When a user selects an image or the camera captures a frame, the app uses either MLKit or Mediapipe to detect faces:
  • MLKit FaceDetector: Google’s on-device face detection with fast and accurate modes
  • Mediapipe FaceDetector: Uses the BlazeFace short-range model for lightweight detection
The detector returns bounding boxes for all detected faces in the image.
The app validates that bounding boxes fit within image dimensions before cropping to prevent errors.

2. Face embedding generation

Each detected face is cropped and processed through the FaceNet model:
  • Input: 160×160 RGB face image
  • Processing: Image is normalized (pixel values divided by 255)
  • Output: 512-dimensional embedding vector (or 128D with the alternate model)
The embedding captures unique facial features that identify the person. Mathematically:
M(face_image) → embedding ∈ ℝ^512
Where M represents the FaceNet model function.

3. Storage (enrollment)

During enrollment, each embedding is stored in ObjectBox with metadata:
FaceImageRecord(
    personID = personID,
    personName = personName,
    faceEmbedding = embedding  // 512-dimensional FloatArray
)
ObjectBox automatically indexes the embedding using HNSW (Hierarchical Navigable Small World) for fast approximate nearest-neighbor search.

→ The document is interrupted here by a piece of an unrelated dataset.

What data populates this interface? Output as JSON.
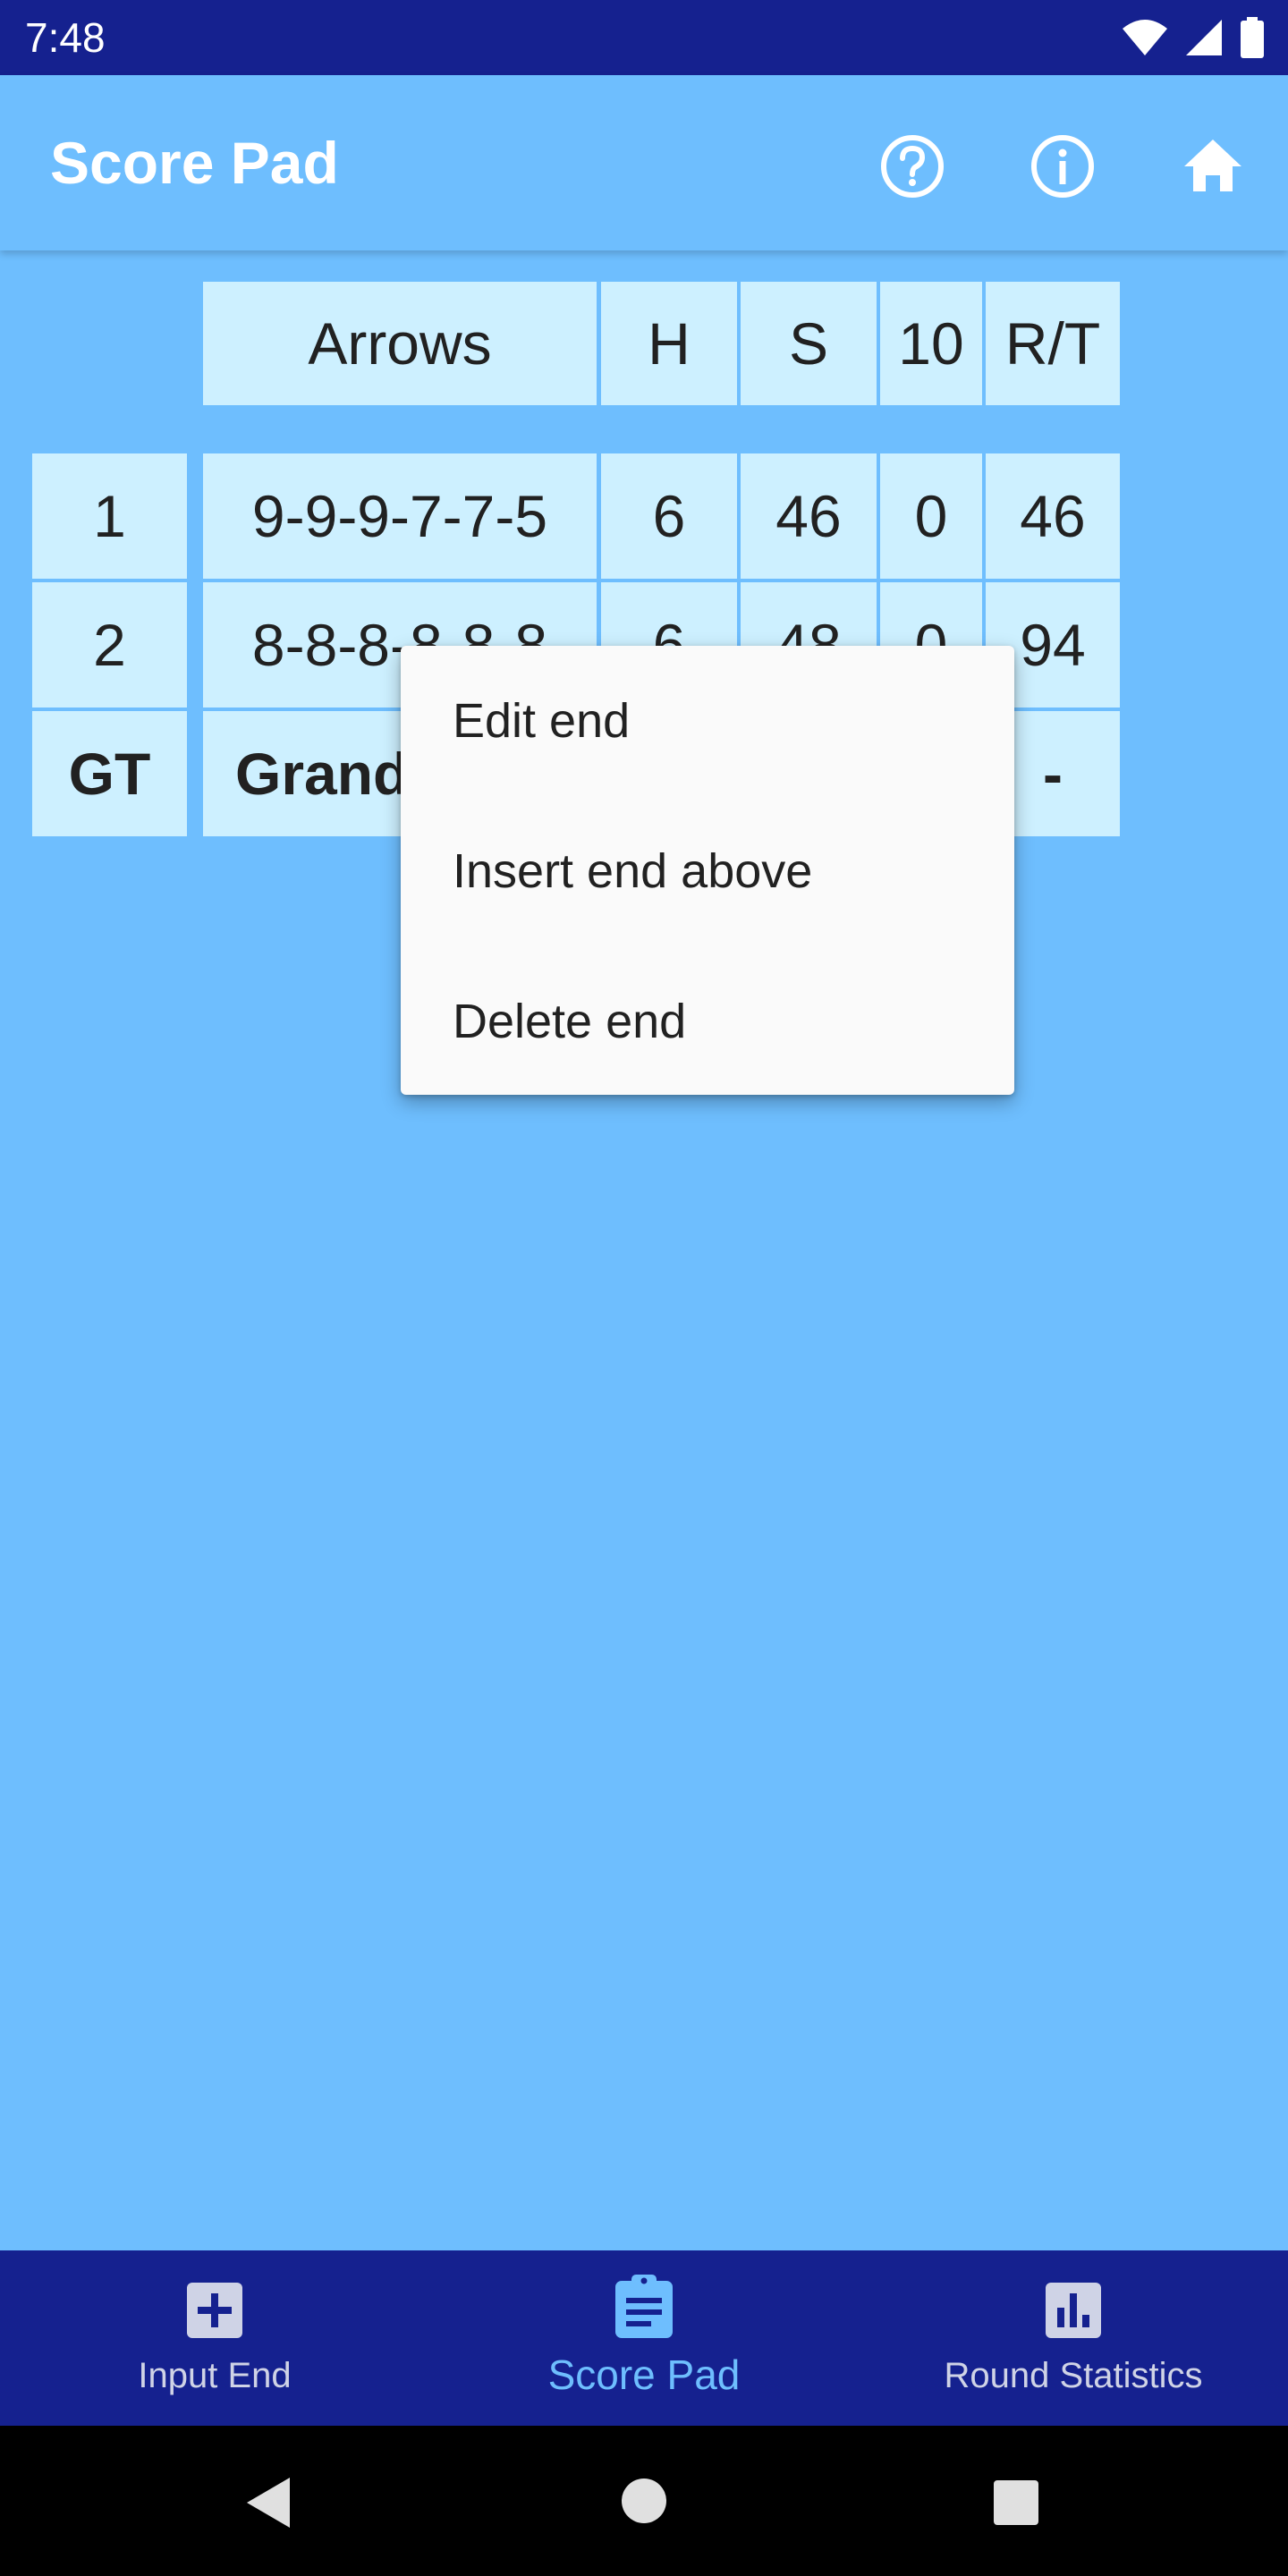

4. Vector search (recognition)

When recognizing faces in camera frames:
  1. Extract embedding from detected face (query vector)
  2. Search vector database for nearest neighbor
  3. Retrieve top candidate with highest similarity
  4. Re-compute cosine similarity for precision
  5. Apply threshold to determine match
The app re-computes cosine similarity because ObjectBox performs lossy compression on embeddings, making the returned distance an estimate.

5. Similarity comparison

The system uses cosine similarity to compare embeddings:
cosine_similarity(a, b) = (a · b) / (||a|| × ||b||)
A similarity score above 0.3 indicates a match. The threshold balances:
  • Higher threshold (e.g., 0.5): Fewer false positives, more false negatives
  • Lower threshold (e.g., 0.2): More false positives, fewer false negatives

6. Spoof detection (optional)

For matched faces, the system optionally runs anti-spoofing detection using MiniFASNet:
  • Processes face at two different scales (2.7× and 4.0×)
  • Detects whether the face is real or a photo/video spoof
  • Combines outputs using softmax averaging
Spoof detection helps prevent attacks using printed photos or video replays of authorized users.

Performance metrics

The app tracks latency for each operation:
  • Face detection: ~20-50ms per frame
  • Embedding generation: ~30-100ms per face
  • Vector search: ~5-20ms (ANN) or 50-200ms (flat search)
  • Spoof detection: ~40-80ms per face
Actual performance depends on device hardware and selected options (GPU acceleration, search method, etc.).

Search modes

Approximate Nearest Neighbor (default)

  • Uses ObjectBox’s HNSW index
  • Fast but may not return the true nearest neighbor
  • Good for real-time applications with many stored embeddings

Flat search (precise)

  • Linear scan through all embeddings
  • Guarantees true nearest neighbor
  • Parallelized across 4 coroutines for better performance
  • Recommended for higher accuracy requirements
Enable flat search in FaceDetectionOverlay.kt by setting flatSearch = true. This is slower but provides better recognition accuracy, especially with larger databases.

Mathematical foundation

FaceNet is trained using triplet loss, which ensures:
||f(anchor) - f(positive)||² + α < ||f(anchor) - f(negative)||²
Where:
  • f(x) is the embedding function
  • Anchor and positive are the same person
  • Anchor and negative are different people
  • α is the margin that enforces separation
This training objective means embeddings of the same person cluster together, while different people have distant embeddings.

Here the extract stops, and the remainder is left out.